TinyStepper
Parent and toddler face-to-face, child pointing at a picture card

Comments Only Storytime

A reading game where you commit to making only statements — never questions — for the whole book. Removes the pressure that questions place on a child with disfluency.

Activity details

18m4y10 minslowindoorPicture Books

Instructions

Get ready
  • Pick a familiar picture book — one with lots to look at on each page.
  • Sit close together in your usual reading spot.
  1. Pick a familiar picture book — one with lots to look at on each page.
  2. Sit close together in your usual reading spot.
  3. Open the book and read the first page. Then make a comment: 'I can see a big tree.'
  4. Pause. Wait. Don't ask anything.
  5. If your child responds, listen all the way to the end before you speak again.
  6. Whatever they say, comment back: 'Yes, the tree has lots of leaves.'
  7. Turn the page. Comment again: 'I see a little rabbit hiding behind the tree.'
  8. Read through the whole book this way.

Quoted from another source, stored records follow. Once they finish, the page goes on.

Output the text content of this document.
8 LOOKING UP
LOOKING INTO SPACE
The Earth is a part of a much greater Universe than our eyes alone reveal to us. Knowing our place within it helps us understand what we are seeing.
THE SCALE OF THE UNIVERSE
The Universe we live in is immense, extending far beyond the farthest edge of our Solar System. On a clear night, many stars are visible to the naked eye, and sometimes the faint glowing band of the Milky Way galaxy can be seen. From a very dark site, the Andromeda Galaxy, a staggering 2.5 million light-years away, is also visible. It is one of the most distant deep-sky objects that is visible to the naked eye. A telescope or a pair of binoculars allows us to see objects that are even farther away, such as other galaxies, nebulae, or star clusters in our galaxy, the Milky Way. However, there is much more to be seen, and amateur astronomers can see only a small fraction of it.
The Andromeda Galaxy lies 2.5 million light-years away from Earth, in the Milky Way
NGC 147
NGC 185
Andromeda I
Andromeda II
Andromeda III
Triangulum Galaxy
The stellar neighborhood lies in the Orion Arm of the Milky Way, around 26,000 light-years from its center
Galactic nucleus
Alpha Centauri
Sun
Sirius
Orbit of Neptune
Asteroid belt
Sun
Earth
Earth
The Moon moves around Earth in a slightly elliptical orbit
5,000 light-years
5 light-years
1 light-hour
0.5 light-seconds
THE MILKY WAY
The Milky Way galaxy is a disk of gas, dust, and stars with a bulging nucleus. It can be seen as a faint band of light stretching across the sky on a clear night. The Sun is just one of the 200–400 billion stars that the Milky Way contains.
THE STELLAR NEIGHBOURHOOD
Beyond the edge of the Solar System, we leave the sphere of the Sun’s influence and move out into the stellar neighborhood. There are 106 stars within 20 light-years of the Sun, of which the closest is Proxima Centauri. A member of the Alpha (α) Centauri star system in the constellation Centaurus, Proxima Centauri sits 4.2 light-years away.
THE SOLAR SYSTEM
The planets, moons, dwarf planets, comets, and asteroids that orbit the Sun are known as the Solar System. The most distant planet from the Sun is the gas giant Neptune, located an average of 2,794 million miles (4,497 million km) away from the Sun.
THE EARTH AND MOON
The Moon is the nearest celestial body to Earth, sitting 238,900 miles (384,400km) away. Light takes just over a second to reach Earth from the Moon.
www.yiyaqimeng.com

No questions at any point.

Parent tip

Set out picture books before inviting your toddler in so the first minute feels smooth.

Parent and child sitting face-to-face laughing together in a warm shared moment

What success looks like

Back-and-forth between you — words, gestures, shared pretend. Connection is the real outcome here.

Pick a picture book and read it together with one rule: you only make statements, you never ask questions. Instead of 'What can you see on this page?', say 'I can see a duck on the pond.' Instead of 'What colour is the cat?', say 'The cat is grey and white.' Questions feel innocent, but for a child with disfluency they pile pressure on the moment of speech. Removing them lets your child speak when they want to, not because they're being asked.

Why it helps

The NHS guidance on stammering centres on building an environment where the child feels relaxed and confident about talking — and the single most question-pressured environment most toddlers experience is being read to by an adult. The Stuttering Foundation's parent advice puts the principle directly: children speak more freely when they are expressing their own ideas rather than answering an adult's questions. Switching to comment-only language removes the cognitive load that worsens early disfluency and turns reading into an invitation to talk rather than a quiz.

Variations

  • Try it with a wordless picture book so all the language is comments rather than reading.
  • Use a familiar book your child knows by heart — they will fill in the words you skip.
  • Bring it to the playground: comment-only narration of what you see at the swings.

Safety tips

  • Resist the urge to slip a question in 'just to check' your child is engaged — comments only means comments only.
  • Don't comment in a teacher-y voice that turns each statement into a covert quiz.
  • If your child asks you a question, answer it warmly — the rule is for you, not for them.